The pound fell against the dollar in response to the UK jobs numbers, which provided support for some of the FTSE 100’s overseas earnings-heavyweights. AstraZeneca, Shell, and GSK were all higher, helping lift the index.

Housebuilders were also in vogue, with Barratt Redrow topping the leaderboard at the time of writing. Housebuilders are in desperate need of a boost, and lower interest rates would be more than welcome by a sector struggling with falling sales.

Gains associated with interest rate hopes were enhanced by a rally in AI-hit stocks such as Experian, RELX, and Pearson that have found their feet after a painful sell-off since the start of the year.

- Advertisement -

Russ Mould, investment director at AJ Bell, explained: “Driving the UK market higher on Tuesday was a rebound in the plethora of stocks that sold off in recent weeks on fears of AI disruption.

“It was almost as if investors had scouted for the most affected names and bought everything on the list. Relx, Experian, Sage and Autotrader were all in the club and featured in the FTSE 100’s top risers’ list.

“Millions of pounds have been wiped off these names this year thanks to the launch of rival AI services. Investors initially panicked but might now be taking the view that too much bad news is now in the price and these names could have what it takes to fight off AI disruption.”
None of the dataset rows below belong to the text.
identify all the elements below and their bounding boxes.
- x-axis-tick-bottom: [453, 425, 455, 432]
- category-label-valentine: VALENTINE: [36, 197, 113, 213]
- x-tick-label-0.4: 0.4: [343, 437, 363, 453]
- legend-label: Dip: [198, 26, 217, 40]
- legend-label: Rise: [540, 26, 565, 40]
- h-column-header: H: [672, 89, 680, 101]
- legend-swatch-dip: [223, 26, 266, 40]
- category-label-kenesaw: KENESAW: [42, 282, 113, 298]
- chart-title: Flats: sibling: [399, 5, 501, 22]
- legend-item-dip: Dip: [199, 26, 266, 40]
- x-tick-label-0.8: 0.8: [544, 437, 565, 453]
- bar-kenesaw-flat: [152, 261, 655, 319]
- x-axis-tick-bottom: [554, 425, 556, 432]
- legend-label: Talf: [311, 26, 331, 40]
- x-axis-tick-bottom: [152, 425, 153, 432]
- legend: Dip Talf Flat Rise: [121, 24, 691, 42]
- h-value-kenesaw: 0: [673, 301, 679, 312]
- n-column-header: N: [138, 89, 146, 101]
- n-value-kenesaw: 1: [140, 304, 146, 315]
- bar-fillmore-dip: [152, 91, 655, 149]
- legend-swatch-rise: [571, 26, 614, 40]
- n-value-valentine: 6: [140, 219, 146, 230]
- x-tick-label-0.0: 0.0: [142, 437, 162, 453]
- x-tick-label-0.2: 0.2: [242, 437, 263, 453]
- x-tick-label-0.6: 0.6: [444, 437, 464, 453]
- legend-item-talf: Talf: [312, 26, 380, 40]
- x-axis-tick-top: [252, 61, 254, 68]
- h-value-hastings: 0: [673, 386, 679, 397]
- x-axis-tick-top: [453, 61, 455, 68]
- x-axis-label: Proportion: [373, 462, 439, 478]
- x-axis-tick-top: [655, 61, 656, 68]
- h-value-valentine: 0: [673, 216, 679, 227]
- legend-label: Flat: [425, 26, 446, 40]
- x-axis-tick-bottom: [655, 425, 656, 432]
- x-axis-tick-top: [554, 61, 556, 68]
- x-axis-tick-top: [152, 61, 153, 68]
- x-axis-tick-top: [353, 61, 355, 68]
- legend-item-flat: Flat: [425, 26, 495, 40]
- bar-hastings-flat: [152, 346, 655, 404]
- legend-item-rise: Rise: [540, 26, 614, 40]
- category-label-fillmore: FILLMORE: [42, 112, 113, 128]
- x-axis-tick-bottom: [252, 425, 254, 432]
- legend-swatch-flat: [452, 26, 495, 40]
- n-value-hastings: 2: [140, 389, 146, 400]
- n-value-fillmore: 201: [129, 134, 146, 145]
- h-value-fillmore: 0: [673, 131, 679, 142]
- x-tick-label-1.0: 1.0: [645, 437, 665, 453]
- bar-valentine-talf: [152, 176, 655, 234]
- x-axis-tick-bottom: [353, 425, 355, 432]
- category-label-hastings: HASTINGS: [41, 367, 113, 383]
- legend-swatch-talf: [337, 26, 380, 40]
RELX directors are certainly taking this view, and the CEO and CFO have made encouraging share purchases in recent days.

Elsewhere, Antofagasta kicked off a busy week of FTSE 100 mining updates with blowout 2025 results that revealed the extent of the benefit of higher copper prices. 

The group increased revenue by 30% and EBITDA by 52%, rewarding investors with a 106% increase in the full-year dividend. 

“It’s a great time to be a mining stock, or indeed an investor in mining stocks,” said Chris Beauchamp, Chief Market Analyst at IG.

“The huge gains in commodity prices are translating into a revenue and profits bonanza for these companies, making them the new must-have for investors in a what is a tremendous resurgence for physical economy stocks after years of tech-driven buying. Much of it is in the price for now, as seen by the muted reaction to Anto’s numbers, but the direction of travel is clear.”

Glencore, Rio Tinto and Anglo American will also report 2025 results later this week.